With that said, it is frustrating because the single source supplied NextGen has absolutely made NASCAR’s historic best tracks its worst tracks and vice versa. Short tracks, which Darlington has a lot of those characteristics, alongside road course have been marginalized by the Seventh-Generation’s aerodynamics and horsepower/weight ratio.
Intermediates, with its wider racing surfaces, have become the best product.
“Where you see the best Next Gen racing is at tracks that have a lot of grip, that has a tire that’s got a lot of grip, and everyone’s running a lot of throttle,” Hamlin said. “What happens is then you see a lot of side drafting and bump drafting. Just keeps us bunched up.

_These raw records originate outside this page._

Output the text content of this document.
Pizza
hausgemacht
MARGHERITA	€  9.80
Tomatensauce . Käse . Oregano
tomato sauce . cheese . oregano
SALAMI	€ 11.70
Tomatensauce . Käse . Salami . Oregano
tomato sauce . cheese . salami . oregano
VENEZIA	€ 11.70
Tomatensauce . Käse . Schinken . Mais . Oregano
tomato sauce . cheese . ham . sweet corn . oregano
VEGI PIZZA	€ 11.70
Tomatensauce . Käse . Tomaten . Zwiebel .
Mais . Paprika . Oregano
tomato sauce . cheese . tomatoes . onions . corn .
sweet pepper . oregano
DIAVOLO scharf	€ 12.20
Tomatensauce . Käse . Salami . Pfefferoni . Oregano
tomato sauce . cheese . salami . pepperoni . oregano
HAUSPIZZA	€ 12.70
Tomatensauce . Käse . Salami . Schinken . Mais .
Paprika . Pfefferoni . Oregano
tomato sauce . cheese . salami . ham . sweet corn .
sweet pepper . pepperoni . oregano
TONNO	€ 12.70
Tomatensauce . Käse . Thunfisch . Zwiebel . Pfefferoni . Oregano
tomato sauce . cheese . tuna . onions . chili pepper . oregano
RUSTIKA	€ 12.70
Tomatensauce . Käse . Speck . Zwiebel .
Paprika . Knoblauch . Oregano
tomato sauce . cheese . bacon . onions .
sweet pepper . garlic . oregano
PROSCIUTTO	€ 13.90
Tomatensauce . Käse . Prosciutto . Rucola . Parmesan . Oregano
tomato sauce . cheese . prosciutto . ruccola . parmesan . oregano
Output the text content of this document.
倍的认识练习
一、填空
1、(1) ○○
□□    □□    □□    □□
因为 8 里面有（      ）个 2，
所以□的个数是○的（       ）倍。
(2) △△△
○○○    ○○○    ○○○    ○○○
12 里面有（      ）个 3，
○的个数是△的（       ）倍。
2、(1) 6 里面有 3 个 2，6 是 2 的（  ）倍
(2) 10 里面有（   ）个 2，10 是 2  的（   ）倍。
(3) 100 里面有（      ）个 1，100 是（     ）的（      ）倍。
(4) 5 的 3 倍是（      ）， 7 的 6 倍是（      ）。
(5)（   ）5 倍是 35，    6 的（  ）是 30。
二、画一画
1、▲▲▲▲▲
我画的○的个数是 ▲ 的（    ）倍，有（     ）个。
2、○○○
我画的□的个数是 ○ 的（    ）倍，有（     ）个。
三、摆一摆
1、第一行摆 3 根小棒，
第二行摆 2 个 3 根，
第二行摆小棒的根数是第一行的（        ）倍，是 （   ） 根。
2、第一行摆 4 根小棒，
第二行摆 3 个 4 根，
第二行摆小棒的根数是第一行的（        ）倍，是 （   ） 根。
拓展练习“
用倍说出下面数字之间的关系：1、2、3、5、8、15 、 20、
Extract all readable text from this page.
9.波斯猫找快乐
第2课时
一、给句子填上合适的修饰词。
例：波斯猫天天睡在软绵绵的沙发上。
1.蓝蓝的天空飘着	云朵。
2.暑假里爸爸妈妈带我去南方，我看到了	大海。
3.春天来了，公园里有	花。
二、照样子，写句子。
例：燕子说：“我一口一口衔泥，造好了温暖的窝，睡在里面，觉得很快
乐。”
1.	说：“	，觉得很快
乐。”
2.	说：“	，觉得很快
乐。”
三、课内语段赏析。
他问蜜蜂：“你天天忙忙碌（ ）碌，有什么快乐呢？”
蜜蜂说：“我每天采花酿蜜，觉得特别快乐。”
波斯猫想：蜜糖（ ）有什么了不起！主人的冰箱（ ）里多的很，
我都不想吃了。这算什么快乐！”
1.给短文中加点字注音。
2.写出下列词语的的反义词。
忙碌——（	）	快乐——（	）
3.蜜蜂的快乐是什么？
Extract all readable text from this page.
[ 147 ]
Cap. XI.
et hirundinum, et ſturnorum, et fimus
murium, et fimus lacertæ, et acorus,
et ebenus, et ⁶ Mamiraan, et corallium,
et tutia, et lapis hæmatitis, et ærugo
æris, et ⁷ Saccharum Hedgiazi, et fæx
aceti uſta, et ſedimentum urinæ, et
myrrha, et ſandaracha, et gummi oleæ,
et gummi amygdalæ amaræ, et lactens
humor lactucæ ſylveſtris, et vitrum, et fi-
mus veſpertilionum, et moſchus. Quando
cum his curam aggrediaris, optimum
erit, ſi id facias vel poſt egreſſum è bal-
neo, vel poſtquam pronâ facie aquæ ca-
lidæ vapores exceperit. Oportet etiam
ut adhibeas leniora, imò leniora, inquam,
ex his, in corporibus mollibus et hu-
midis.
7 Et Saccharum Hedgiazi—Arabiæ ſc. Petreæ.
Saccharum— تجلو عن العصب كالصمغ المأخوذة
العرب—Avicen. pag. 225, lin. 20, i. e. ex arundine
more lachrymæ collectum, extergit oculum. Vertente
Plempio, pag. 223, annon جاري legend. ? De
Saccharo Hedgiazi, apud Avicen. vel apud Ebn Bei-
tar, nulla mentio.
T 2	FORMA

“At a track like this, it’s just a big Richmond where sometimes it’s, like, the mechanical side of it, you just can’t overcome it when the person out front has the clean air. He has such an advantage. You have to have multiple 10ths of speed faster than them to challenge them and pass them. There’s not multiple tenths spread out between first and 30th on speed.”
How to fix that is still an open question but despite all the good work done by Goodyear over the past year, Sunday was still a reminder that these cars still have a long way to go to put its best foot forward across the schedule.
Wither throwback?

Is Throwback Weekend overdone and overplayed?
Yeah, probably.
Is there still much to enjoy about it?
Yeah, probably.
So ultimately, that’s the reason to keep doing it.
For reasons articulated by owner-drivers Hamlin and Brad Keselowski on Saturday, it’s hard in this era to get buy-in from sponsors who are on fewer and fewer races over the course of the season and do not want to give up their branding initiatives for one of those investments.
That’s why the Xfinity Series gets a greater buy-in, where the investment is less tangible and that’s to say nothing of a car that more closely resembles the cars they’re throwing back to in the first place.
For example, the best version of a throwback race actually takes place in the CARS Tour every August at Hickory Motor Speedway where drivers change their numbers and frequently identically mimic the schemes they are throwing back to.
But as for Darlington, there are no shortage of people who enjoy the concept, buy the diecasts, and use the race cars as a moment to bridge the gap between generations of fandoms. What does it hurt to keep on keepin’ on as long as there are teams who want to partake?